The Internet Broadway Database (IBDB) is an online database of Broadway theatre productions and their personnel. It was conceived and created by Karen Hauser in 1996 and is operated by the Research Department of The Broadway League, a trade association for the North American commercial theatre community.

==History==
Karen Hauser, research director for the Broadway League, developed the Internet Broadway Database, which was launched in 1996 or 2001. Prior to that, she served as the League's media director. She has written on the economic health of Broadway and how it contributes to New York City's economy as well as that of the cities that touring productions visit. Hauser co-produced the 2000 production of Keith Reddin's The Perpetual Patient.

==Overview==
This comprehensive history of Broadway provides records of productions from the beginnings of New York theatre in the 18th century up to today.

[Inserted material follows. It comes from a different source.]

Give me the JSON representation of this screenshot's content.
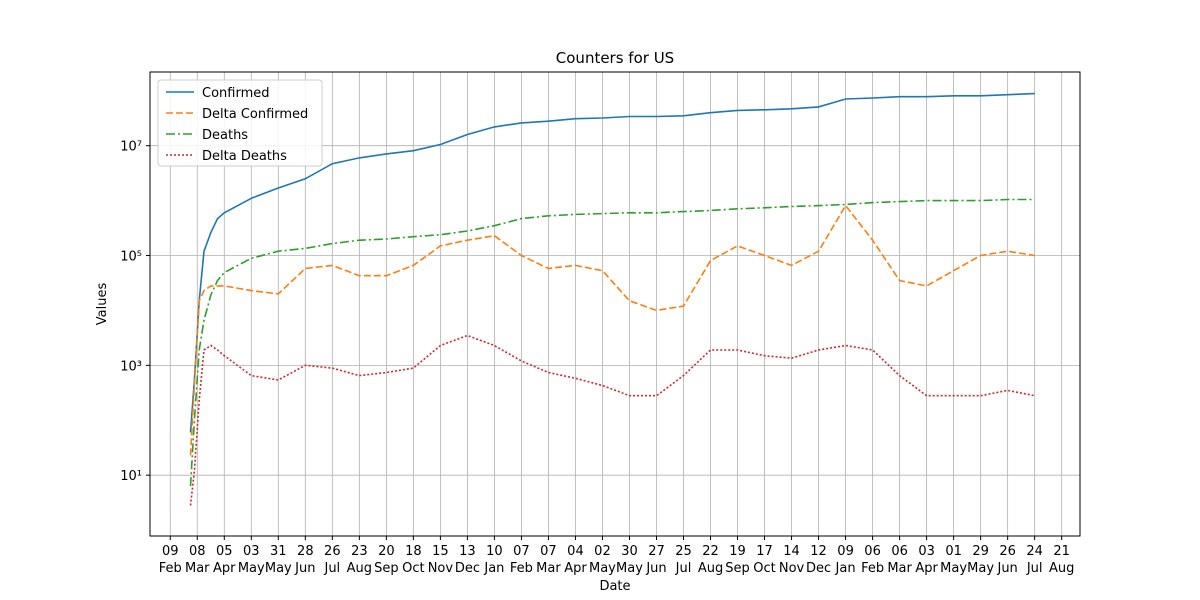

Details include cast and creative lists for opening night and current day, song lists, awards and other interesting facts about every Broadway production. Other features of IBDB include an extensive archive of photos from past and present Broadway productions, headshots, links to cast recordings on iTunes or Amazon, gross and attendance information.

Its mission was to be an interactive, user-friendly, searchable database for League members, journalists, researchers, and Broadway fans.

The database includes Broadway Touring for ease of tracking shows that play in theatres across the country.

It is managed by Michael Abourizk of the Broadway League.